2
votes

I'm working on an application that needs to have a menu on the left side of the screen containing multiple items (text). The only items I want to be visible are the actual text and the highlight bar. I would also like to modify the highlight bar so that: a. I can animate it, and slide it from one selection to the next b.

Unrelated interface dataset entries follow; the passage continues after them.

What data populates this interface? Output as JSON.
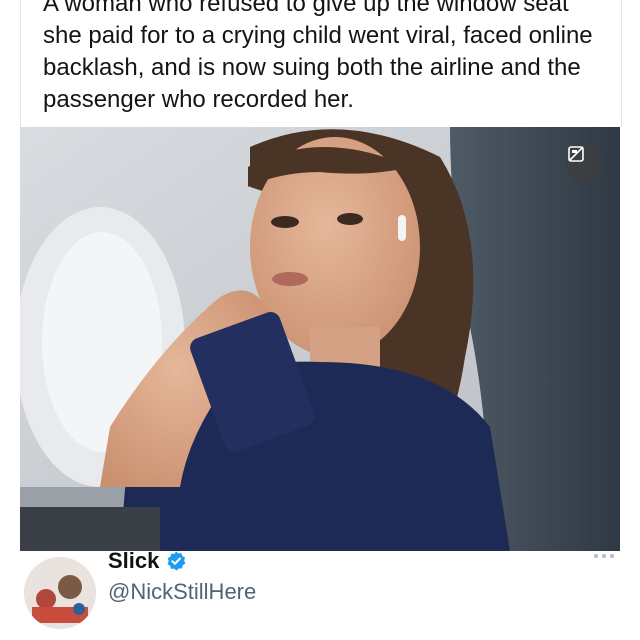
{
  "post": {
    "text": "A woman who refused to give up the window seat she paid for to a crying child went viral, faced online backlash, and is now suing both the airline and the passenger who recorded her."
  },
  "media": {
    "badge_icon": "media-crop-icon"
  },
  "author": {
    "display_name": "Slick",
    "handle": "@NickStillHere",
    "verified": true,
    "verified_color": "#1d9bf0"
  },
  "colors": {
    "text": "#0f1419",
    "secondary_text": "#536471",
    "accent": "#1d9bf0"
  }
}
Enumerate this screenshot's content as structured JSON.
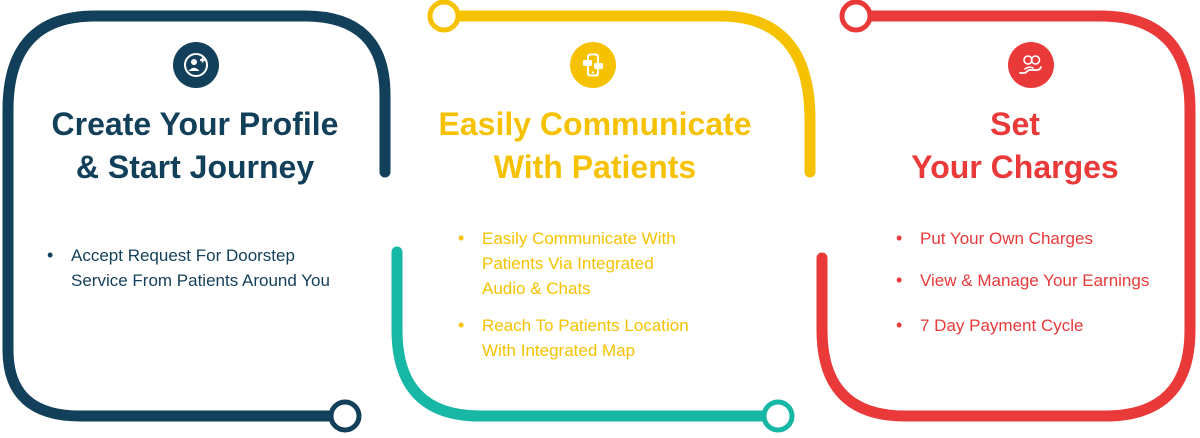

I can use a custom pixmap with rounded corners instead of the default highlight color

I've tried using a QListWidget and stylesheets and had some success, but I don't believe it's possible to round the corners of my highlight bar using this method. I'm also not sure I can animate the movement of the bar from one item to the next:

preset_list_view->setStyleSheet("QListView {color: rgb(230, 230, 230); background-color: rgba(0,0,0,0); border-style: none} QListView::item:selected {background-image: url(:/ui_resources/elements-preset_select/highlight_bar_270x30-black_bg.bmp)}");

I've looked all over online and not found much. There is some mention of modifying the delegate of the QListWidget, but the descriptions have been vague. I'm also not sure if this would solve my animation problem.

Any ideas?

2
There is something close to what you want in the QML examples (QtSDK/Examples/4.7/declarative/modelviews/listview/highlightranges/qml/highlightranges.qml, that you run with qmlviewer). Basically it's a list with a animated transparent selection indicator which moves smoothly.alexisdm

2 Answers

4
votes

You can place a semi transparent inert widget on top of the QListWidget, and animate it when the selection changes. But you also need a delegate to disable the normal selection indicator.

A working example:

#include <QListWidget>
#include <QFrame>
#include <QPropertyAnimation>
#include <QStyledItemDelegate>

class RemoveSelectionDelegate : public QStyledItemDelegate {
public:
    RemoveSelectionDelegate(QObject *parent = 0)
        : QStyledItemDelegate(parent) {
    }

    void paint(QPainter *painter, const QStyleOptionViewItem &option,
               const QModelIndex &index) const {
        // Call the original paint method with the selection state cleared
        // to prevent painting the original selection background
        QStyleOptionViewItemV4 optionV4 =
            *qstyleoption_cast<const QStyleOptionViewItemV4 *>(&option);
        optionV4.state &= ~QStyle::State_Selected;
        QStyledItemDelegate::paint(painter, optionV4, index);
    }
};

class ListWidget : public QListWidget {
    Q_OBJECT
public:
    ListWidget(QWidget *parent = 0)
        : QListWidget(parent)
        , selectionFrame(this)
        , animation(&selectionFrame, "geometry") {
        // Create a semi-transparent frame that doesn't interact with anything
        selectionFrame.setAttribute(Qt::WA_TransparentForMouseEvents);
        selectionFrame.setFocusPolicy(Qt::NoFocus);

        // You can put your transparent image in that stylesheet
        selectionFrame.setStyleSheet("background: solid rgba(0, 0, 125, 25%);");
        selectionFrame.hide();
        animation.setDuration(250);
        animation.setEasingCurve(QEasingCurve::InOutBack);

        connect(this,
                SIGNAL(currentItemChanged(QListWidgetItem*, QListWidgetItem*)),
                SLOT(updateSelection(QListWidgetItem*)) );        
        setItemDelegate(new RemoveSelectionDelegate(this));
    }

private slots:
    void resizeEvent(QResizeEvent *e) {
        QListWidget::resizeEvent(e);
        updateSelection(currentItem());
    }

    void updateSelection(QListWidgetItem* current) {
        animation.stop();
        if (!current) {
            selectionFrame.hide();
            return;
        }
        if (!selectionFrame.isVisible()) {
            selectionFrame.setGeometry(visualItemRect(current));
            selectionFrame.show();
            return;
        }
        animation.setStartValue(selectionFrame.geometry());
        animation.setEndValue(visualItemRect(current));
        animation.start();
    }
private:
    QFrame selectionFrame;
    QPropertyAnimation animation;
};
1
votes

So if its just text then why not have a QDockwidget with QLabels.

For example, take a look at the 'Qt Designer's 'Widget Box' on the left, you can drag that and place it on the top. Is that what you are looking for?

You can move the dockwidget as you want.